Facile synthesis of highly conductive PEDOT:PSS via surfactant templates.

Abstract

Poly(3,4-ethylenedioxythiophene):poly(styrenesulfonate) (PEDOT:PSS) nanoparticles in powder form with high electrical conductivity were synthesized via chemical oxidative polymerization. In addition, the effects of EDOT : PSS weight ratio, EDOT : Na2S2O8 mole ratio, and surfactant concentration and type, namely hexadecyltrimethylammonium bromide (CTAB), sodium dodecylsulfate (SDS), and polyoxyethylene octyl phenyl ether (Triton X-100) on the properties of PEDOT:PSS were investigated. For the effect of EDOT : PSS weight ratio, at the EDOT : Na2S2O8 mole ratio of 1 : 1, the EDOT : PSS weight ratio of 1 : 11 was the optimal condition to obtain electrical conductivity of 999.74 ± 10.86 S cm−1 due to the high amount of PSS− and SO42− available to interact with the PEDOT chain with a low % PSSNa. For the effect of EDOT : Na2S2O8 mole ratio, at the EDOT : PSS weight ratio of 1 : 11, the EDOT : Na2S2O8 mole ratio of 1 : 2 was the best condition as it provided the highest dopant (PSS− and SO42−) amount, while the % PSSNa was relatively low.
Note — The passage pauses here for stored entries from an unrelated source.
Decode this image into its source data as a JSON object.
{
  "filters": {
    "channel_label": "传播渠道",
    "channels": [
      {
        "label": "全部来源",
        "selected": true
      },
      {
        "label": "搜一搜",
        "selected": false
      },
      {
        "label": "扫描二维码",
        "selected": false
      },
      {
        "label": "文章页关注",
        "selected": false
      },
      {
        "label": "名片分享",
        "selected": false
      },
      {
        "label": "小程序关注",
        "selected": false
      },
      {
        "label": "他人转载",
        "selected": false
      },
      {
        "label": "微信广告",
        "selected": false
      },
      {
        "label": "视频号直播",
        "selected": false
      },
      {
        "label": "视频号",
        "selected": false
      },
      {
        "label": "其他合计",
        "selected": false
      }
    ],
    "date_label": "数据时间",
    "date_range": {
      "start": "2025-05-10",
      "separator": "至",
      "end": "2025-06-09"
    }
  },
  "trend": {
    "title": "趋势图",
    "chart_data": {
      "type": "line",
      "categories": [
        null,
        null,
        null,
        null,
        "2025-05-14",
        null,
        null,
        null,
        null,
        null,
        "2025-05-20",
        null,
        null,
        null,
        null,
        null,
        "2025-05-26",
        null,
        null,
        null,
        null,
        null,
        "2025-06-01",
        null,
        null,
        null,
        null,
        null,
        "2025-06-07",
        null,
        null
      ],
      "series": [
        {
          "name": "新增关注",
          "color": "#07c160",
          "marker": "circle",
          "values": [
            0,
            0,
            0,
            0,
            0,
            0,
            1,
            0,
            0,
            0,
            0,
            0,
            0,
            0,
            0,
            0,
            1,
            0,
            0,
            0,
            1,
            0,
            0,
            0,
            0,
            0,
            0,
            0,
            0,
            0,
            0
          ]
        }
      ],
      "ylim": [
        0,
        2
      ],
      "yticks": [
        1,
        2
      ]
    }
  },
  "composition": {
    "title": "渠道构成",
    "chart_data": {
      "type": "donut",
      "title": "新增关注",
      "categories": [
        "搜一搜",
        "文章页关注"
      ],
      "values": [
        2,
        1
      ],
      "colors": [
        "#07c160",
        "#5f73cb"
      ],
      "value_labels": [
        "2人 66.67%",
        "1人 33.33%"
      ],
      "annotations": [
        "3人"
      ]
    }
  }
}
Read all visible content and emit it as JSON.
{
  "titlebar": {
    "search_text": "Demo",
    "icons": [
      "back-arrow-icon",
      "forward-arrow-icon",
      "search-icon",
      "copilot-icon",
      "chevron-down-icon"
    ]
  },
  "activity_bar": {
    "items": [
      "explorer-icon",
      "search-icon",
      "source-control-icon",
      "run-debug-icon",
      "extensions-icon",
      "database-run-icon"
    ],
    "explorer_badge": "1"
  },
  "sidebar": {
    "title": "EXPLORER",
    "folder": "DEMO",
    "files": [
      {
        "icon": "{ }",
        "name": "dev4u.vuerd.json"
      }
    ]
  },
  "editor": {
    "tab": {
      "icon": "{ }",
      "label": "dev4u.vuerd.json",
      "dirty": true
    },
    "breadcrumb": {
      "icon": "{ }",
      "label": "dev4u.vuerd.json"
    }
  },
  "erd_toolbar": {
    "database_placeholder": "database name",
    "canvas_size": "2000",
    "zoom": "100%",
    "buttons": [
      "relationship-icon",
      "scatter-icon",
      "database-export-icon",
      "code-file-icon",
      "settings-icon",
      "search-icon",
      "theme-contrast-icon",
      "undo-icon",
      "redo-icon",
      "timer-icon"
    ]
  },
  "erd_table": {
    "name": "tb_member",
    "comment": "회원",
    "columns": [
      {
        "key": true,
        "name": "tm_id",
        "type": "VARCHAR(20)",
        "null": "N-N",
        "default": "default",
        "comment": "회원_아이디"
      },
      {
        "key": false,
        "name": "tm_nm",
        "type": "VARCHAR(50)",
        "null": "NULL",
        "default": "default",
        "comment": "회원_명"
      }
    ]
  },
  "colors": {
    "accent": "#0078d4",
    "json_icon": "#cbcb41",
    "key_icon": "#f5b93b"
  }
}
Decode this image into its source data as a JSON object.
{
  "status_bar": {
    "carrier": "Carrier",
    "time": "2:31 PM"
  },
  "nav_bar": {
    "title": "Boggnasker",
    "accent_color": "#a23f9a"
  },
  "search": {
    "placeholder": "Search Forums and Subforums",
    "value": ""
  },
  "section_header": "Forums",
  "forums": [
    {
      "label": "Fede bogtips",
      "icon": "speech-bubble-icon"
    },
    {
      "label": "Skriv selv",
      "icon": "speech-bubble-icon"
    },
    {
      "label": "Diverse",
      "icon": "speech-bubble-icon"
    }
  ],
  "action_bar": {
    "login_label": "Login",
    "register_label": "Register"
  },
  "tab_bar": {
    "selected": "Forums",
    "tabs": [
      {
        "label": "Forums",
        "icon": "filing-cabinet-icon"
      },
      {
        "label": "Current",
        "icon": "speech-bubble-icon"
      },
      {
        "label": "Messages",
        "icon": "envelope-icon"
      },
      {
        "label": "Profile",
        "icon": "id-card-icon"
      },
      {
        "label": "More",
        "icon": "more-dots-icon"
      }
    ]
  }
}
For the effect of surfactant type and concentration, at the EDOT : PSS weight ratio of 1 : 11 and EDOT : Na2S2O8 mole ratio of 1 : 2, Triton X-100 at 2.5CMC provided electrical conductivity higher than with CTAB and SDS. The thermal stability of PEDOT:PSS obtained from various conditions was investigated, and PEDOT:PSS without surfactant showed the highest thermal stability since it produced the highest char yield. In this study, the highest electrical conductivity of PEDOT:PSS, which was obtained in the presence of Triton X-100 to reduce the PSSNa amount, was 1879.49 ± 13.87 S cm−1, the highest value reported to date.